Monday, August 3, 2009

Happy for me


I saw a photo about 5 years ago that crysalised my vision of the direction I was heading in professionally.  I already knew I wanted to work overseas with Red Cross, and I already had an idea of doing development work in the Pacific – but this photo showed two Islander guys in a fibreglass boat with a Red Cross flag delivering relief supplies and I knew as soon as I saw it that one day, I wanted to be there, where they were, doing what they were doing.

Last week, I sat in that very boat (as it turns out) and I travelled to one of the most remote and rugged parts of this country to celebrate the achievements of a public health program that has made some amazing differences to life in villages scattered around the Solomon Islands.  If you’d seen me on that day we left, although the sea was a bit rough and it was pouring with rain and I was a little nervous of what lay ahead – you would have seen me grinning like a mad woman.

And it struck me that then, in that moment, I was happy for me.  And it’s a long time since I have felt that way. 

I’m in no way being a martyr when I say that the happiness of my friends and family is one of the most important things in my life; for me, my happiness is derived largely from the happiness of those I love.  If I can facilitate that happiness, even better.  But again, in that moment there on the water last week, I looked back over the last few years and realised that so much of the time I have been happy has been because I’ve been sharing the happiness of others.  Engagements, weddings, pregnancies, births, professional and personal achievements.  Hell, I even tried to be happy for the people I was IN love with when they decided to love someone else instead of me! (ok so that happiness might have been a little forced!)  But this moment was about me, about celebrating just for a short time the fact that I saw something through; that I persevered even when it looked like it may never happen; that I worked steadily towards something I wanted and finally achieved it; that I didn’t bail out or leave promises I’d made myself unfulfilled - and it felt great.

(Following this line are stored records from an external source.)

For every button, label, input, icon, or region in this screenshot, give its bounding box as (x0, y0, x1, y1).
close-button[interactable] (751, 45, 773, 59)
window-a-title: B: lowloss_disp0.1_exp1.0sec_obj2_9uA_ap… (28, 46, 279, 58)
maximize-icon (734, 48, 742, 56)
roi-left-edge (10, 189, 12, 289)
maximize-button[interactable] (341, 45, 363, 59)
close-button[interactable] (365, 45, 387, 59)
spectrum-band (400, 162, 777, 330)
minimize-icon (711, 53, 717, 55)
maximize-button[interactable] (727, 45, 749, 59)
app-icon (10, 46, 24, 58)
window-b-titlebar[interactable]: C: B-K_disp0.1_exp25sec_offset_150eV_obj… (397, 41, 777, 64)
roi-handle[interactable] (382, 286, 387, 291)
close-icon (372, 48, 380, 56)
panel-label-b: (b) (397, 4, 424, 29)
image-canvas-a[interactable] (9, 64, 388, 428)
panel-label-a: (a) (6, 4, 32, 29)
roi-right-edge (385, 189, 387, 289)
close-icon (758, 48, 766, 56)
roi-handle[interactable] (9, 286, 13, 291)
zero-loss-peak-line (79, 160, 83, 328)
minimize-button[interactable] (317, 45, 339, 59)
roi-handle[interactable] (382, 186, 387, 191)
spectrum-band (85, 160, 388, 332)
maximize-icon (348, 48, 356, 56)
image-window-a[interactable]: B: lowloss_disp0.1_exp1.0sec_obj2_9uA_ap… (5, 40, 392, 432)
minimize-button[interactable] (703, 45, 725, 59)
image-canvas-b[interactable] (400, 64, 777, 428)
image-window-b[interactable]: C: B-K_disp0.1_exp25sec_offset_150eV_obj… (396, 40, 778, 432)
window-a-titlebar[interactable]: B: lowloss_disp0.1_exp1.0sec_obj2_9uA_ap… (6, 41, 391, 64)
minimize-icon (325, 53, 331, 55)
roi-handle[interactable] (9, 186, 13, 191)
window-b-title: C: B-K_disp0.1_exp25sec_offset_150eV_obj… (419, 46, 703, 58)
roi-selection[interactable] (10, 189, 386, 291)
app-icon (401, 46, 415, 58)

On our last morning away, as we were walking from the village where we’d spent the majority of our time away, to the sea side village we were to depart from, I told one of the guys the story of that photo and how happy I had been to make this trip and share their places, their people and this time with them.  He told me he knew exactly which photo I was talking about – because he was in it.  And then he took my hand, squeezed it and let it go.

About an hour into our journey home, the skipper who had been walking in front of me during that conversation I’d had on the road – asked one of the other guys to come and drive the boat for a while.  He climbed to the front cargo hold, found the Red Cross flag and tied it up behind me.  I nearly cried it was so sweet.

And that’s the story of my adventure in the jungle.  There are plenty of details I’ve missed that I just can’t do justice to in words or with photos – like what it was like to arrive in a croc infested river in the dark, walk 3 hours in the mud late at night, cross a 100m wide, chest-deep river at midnight, get my hair braided by young girls while sitting in the river and learning a traditional song, sit chatting with the women about their community, be supported through muddy walkabouts by beautiful, respectful men on either side, be appreciated and given warm and open friendship and feedback by the team… nope just can’t give any of that the full force of meaning it had for me.  But the story of the photo and of the boys’ response to my expression of happiness epitomises the essence of what I saw in that picture all that time ago.  Despite the rocky highs and lows of this job and the problematic cycle that is development work, its actually all about the exchange.  And as usual, this week I feel that I am receiving so much more than I will ever be able to give.